Mid-City residents rally for Normal Heights dog park

Posted: February 13th, 2015 | Communities, Feature, Normal Heights, Pets, Top Story | 1 Comment

By Catherine Spearnak

Ryan Zellers is so adamant Normal Heights needs a dog park that he spoke in favor of it before the San Diego City Council, and he doesn’t even have a dog.

Zellers will get to exercise his support at noon this Sunday when the Normal Heights Community Association (NHCA) holds its first Mid-City Unleashed rally for an off-leash dog park in Normal Heights.

“The dog park would be the closest park for one-sixth of the licensed dogs in the city,” said Ron Ferrero-Pham, president of the association. The park would be the city’s 16th leash-free park. The total combined population for all the Mid-City communities, which could benefit from the park expansion, is approximately 144,000 residents.


Ron Ferrero-Pham, the organizer behind Mid-City Unleashed, stands with his boxer, Daisy, in Ward Canyon Park, where he and other locals hope will soon include an off-leash dog park. (Photo by Hutton Marshall)

The park is actually the expansion of the Ward Canyon Neighborhood Park, located on Adams Avenue near the border between Kensington and Normal Heights at the I-15. The park would serve the neighborhoods of Normal Heights, Kensington, City Heights, Talmadge and even Mission Gorge, which currently has no dog park. As it stands, the two closest dog parks to the proposed park are at Morley Field in Balboa Park and Grape Street Park in South Park.
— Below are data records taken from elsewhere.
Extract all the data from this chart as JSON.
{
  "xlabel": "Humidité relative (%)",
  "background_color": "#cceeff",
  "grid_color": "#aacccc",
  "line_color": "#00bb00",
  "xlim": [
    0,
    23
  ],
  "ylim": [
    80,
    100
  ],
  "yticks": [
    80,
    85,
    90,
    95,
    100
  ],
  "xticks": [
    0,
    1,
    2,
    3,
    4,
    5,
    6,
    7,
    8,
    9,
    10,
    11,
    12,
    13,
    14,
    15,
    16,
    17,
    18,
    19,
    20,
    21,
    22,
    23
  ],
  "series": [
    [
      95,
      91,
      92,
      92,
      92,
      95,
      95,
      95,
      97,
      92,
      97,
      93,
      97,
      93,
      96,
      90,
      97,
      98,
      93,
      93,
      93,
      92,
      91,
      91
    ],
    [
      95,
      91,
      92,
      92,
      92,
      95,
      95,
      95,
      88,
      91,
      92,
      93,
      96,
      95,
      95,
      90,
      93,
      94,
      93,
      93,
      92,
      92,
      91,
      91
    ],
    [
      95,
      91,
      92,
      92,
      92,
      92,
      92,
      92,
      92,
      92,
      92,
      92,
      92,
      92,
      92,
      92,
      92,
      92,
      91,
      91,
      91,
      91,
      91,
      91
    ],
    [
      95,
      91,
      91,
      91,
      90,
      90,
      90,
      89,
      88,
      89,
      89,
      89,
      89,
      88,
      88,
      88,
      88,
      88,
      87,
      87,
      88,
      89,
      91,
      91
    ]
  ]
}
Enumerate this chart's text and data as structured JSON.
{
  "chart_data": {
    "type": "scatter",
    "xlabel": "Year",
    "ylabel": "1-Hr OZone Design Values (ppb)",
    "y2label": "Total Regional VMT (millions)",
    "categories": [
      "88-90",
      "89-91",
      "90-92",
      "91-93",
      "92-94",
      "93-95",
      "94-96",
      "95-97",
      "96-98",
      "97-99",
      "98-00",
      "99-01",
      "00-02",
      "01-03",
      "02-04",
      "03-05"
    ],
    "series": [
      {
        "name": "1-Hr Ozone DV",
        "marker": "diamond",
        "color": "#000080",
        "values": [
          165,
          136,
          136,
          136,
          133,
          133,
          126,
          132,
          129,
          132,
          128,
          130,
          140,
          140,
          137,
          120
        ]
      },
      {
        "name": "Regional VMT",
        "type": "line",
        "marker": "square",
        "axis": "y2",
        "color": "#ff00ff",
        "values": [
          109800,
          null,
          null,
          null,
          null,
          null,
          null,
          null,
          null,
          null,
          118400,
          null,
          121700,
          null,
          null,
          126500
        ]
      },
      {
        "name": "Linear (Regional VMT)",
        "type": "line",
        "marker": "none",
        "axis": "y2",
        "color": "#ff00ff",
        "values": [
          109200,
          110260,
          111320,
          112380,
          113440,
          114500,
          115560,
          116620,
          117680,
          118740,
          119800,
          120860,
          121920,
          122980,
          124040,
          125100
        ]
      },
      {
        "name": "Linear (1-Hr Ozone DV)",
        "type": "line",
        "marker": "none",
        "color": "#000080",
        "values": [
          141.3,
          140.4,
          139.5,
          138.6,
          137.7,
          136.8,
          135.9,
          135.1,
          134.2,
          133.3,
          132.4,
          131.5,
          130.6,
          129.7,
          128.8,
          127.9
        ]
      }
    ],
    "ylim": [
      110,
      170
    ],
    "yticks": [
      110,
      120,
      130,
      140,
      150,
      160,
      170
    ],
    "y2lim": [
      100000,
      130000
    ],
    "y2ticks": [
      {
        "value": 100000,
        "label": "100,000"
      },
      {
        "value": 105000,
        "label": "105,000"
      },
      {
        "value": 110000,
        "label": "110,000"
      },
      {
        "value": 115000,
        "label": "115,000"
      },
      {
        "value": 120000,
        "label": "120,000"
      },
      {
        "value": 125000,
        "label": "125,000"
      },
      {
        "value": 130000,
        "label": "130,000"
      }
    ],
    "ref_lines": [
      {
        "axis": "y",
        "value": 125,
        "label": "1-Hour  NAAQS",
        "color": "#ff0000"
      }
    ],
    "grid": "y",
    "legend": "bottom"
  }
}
Five hundred to 700 supporters are expected at the rally, set for noon to 2 p.m. Sunday at Ward Canyon Park, Ferrero-Pham said.

“There has been a lot of buzz about it on social media,” he said.

The highlight of the rally may be an appearance and speech by Councilmember Todd Gloria, who will speak at 12:30. Gloria has requested $1.2 million for initial engineering and design plans to get the $7.9 million dog park off the ground. It would include a full basketball court, community center and community garden.

Gloria is optimistic that the amount will be approved by Mayor Kevin Faulconer’s office in June because the city’s budget environment is better than it has been in years.

He also said the Normal Heights neighborhood’s support for the dog park will help the project gain traction, similar to the neighborhoods of Mission Valley and Skyline, which were able to get fire stations for their neighborhoods.

“When a community seizes upon a project, they can get it done,” Gloria said.

Ferrero-Pham will present Gloria with 1,200 signatures collected in Normal Heights from people supporting the dog park.

Normal Heights resident Martha Fuentes and her Maltese poodle, Sheba, plan to attend the rally, although she thinks Sheba won’t like all the other dogs at the proposed park. But she favors the park and thinks it will be a nice place to let the neighborhood dogs run loose and get exercise.

Dog owners in Normal Heights now set their dogs free at Adams and Franklin elementary schools. Parents especially don’t like it because their kids step in the dog aftermath.

“So there are really a lot of people interested in this park besides dog owners,” Ferrero-Pham said.

The drive for the dog park and Ward Canyon Park expansion is led by residents themselves, said Normal Heights Community Planning Group Chair Caroline McKeown.

“We’re just so pleased the community association has taken this over with their grassroots efforts,” she said.

The goal now is to get the park funded by the City Council, which she said is Gloria’s job. Supporters need to be loud, get on social media and go to council meetings, she said. Getting Gloria’s input was a major victory for moving forward with the park, she said.

“That’s a huge step for us because it hasn’t been on his wish list before,” McKeown said.

The park expansion would have some other benefits for the community, said Zeller, one dog park supporter who has no dog. He is also a member of the planning group. Traffic on the I-15 off ramp at Adams Avenue would be slightly rerouted, removing one traffic light.

“The smoother traffic flow that will occur from the elimination of the signal and the extension of two lanes for the off ramp should improve flow and safety, especially in periods of heavy traffic,” Zeller said.

Free live music will be offered by Gloria Aparicio. The San Diego Humane Society will have an adopt-a-pet booth, and Petco and Banfield animal care will be offering free goodie bags for those attending, Ferrero-Pham said. Free water and popcorn will be available, and of course dogs are welcome.

—Contact Catherine Spearnak at

One Comments

  1. Rosie J says:

    What an asset a dog park would be to the area! Having grown up in Normal Heights, I would have loved to have had an off-leash place to take my doggies, so that they could run free. Incorperating this within a neighborhood park only makes for a win-win situation for the residents of the 5 nearby areas.
    I now reside in in Santa Barbara, CA. We have a lovely neighborhood park with an attached dog park, which serves many pooches and their owners.
    I ask the San Diego City Council to go for it!